The Robert Wood Johnson Foundation has awarded more than $2.4 million to five grantee teams to test whether and how information?such as the stress levels of caregivers of premature infants and medication-taking routines of senior citizens at risk of cognitive decline ? can be collected, interpreted, and acted on by clinicians and patients in real-world clinical settings.

The Robert Wood Johnson Foundation (RWJF) has awarded more than $2.4 million to five grantee teams to test whether and how information--such as the stress levels of caregivers of premature infants and medication--taking routines of senior citizens at risk of cognitive decline - can be collected, interpreted, and acted on by clinicians and patients in real-world clinical settings.

The nationwide Project HealthDesign: Rethinking the Power and Potential of Personal Health Records, is led by a team working in health information technology and patient-centered care at the University of Wisconsin-Madison. The project will use newer technologies such as smartphones and sensors to gather information on diet, exercise, sleep patterns, medication usage, and pain.

Each team will receive a two-year, $480,000 grant, expanding on the $9.5 million in grants and technical assistance the foundation has committed to the project since 2006.
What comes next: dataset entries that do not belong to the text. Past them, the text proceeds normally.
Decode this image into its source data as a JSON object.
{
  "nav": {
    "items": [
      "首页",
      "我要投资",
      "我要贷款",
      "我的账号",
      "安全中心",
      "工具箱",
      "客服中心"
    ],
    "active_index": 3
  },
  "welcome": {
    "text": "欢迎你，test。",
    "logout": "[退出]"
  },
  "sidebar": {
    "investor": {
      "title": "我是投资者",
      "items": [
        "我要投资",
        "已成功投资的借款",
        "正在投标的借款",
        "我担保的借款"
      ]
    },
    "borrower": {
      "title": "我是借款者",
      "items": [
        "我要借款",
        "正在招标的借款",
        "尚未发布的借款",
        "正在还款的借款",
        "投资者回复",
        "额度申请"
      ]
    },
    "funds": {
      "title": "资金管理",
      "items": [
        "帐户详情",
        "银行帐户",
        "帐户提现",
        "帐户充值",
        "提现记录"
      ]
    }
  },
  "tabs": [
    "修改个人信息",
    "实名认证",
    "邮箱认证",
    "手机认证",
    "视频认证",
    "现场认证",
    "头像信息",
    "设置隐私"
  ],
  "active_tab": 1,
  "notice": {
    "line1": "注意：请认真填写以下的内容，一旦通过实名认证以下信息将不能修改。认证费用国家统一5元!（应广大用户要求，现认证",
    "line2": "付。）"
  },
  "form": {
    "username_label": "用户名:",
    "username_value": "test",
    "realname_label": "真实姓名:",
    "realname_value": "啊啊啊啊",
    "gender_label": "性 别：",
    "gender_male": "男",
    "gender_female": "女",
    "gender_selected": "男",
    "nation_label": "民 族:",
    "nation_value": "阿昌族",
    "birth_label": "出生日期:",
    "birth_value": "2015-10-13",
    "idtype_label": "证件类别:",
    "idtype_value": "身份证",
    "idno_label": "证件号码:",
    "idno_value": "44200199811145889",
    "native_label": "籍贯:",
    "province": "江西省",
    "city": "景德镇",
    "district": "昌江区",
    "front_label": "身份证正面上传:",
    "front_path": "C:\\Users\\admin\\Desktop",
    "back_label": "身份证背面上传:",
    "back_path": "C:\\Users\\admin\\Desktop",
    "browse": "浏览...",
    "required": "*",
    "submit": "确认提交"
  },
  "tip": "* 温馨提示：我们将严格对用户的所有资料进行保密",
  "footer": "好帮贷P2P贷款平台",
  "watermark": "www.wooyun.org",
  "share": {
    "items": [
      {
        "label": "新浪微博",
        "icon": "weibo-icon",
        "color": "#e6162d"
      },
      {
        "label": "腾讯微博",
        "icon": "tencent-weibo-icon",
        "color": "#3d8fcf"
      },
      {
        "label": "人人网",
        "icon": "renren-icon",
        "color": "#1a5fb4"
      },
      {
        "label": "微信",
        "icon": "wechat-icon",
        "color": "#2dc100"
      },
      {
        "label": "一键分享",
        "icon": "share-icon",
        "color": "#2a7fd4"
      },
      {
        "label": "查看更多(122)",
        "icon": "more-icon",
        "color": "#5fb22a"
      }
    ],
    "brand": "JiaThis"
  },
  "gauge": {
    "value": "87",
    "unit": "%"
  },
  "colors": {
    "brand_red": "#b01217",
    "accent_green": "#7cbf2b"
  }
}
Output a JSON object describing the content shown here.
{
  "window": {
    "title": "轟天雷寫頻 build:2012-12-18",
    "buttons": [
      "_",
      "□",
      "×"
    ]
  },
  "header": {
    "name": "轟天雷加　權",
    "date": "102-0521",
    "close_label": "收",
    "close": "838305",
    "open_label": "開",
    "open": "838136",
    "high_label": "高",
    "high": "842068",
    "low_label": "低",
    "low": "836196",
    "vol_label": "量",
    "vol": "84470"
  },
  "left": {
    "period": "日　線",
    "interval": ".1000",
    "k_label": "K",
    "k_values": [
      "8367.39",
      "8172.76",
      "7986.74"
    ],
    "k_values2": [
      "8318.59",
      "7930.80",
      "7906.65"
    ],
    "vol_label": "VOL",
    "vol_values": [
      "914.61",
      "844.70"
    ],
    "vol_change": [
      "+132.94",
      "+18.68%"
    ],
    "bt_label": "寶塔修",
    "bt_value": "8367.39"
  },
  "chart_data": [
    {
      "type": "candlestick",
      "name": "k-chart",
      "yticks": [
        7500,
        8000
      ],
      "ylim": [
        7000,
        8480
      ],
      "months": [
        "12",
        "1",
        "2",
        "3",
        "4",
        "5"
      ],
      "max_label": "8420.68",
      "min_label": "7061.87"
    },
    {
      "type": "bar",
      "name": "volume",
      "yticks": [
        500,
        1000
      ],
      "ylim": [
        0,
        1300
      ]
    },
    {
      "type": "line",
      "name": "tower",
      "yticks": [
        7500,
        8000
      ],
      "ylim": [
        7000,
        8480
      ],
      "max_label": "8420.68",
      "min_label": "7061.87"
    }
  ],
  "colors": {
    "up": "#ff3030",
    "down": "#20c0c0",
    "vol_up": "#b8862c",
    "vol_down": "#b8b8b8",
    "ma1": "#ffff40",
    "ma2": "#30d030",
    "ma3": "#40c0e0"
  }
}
Earlier Project HealthDesign research revealed that the data needed to inform day-to-day health decisions came less often from the data contained in people's official medical records, and more from information gained by monitoring their health in everyday life. These data--on patients' diets, sleep patterns, moods, medication effects, and other factors--appeared to be a valuable platform for software decision tools, or "apps," that could help people record their data and make day-to-day decisions. Further, patients sharing this information with their medical providers helped both parties determine how treatments were working and guide any needed adjustments.

"Data from observations of daily living...can give clinicians a much richer understanding of what goes on with their patients in between office visits, and then they can base their treatment recommendations on better, more comprehensive information," said Stephen Downs, assistant vice president of RWJF's Health Group.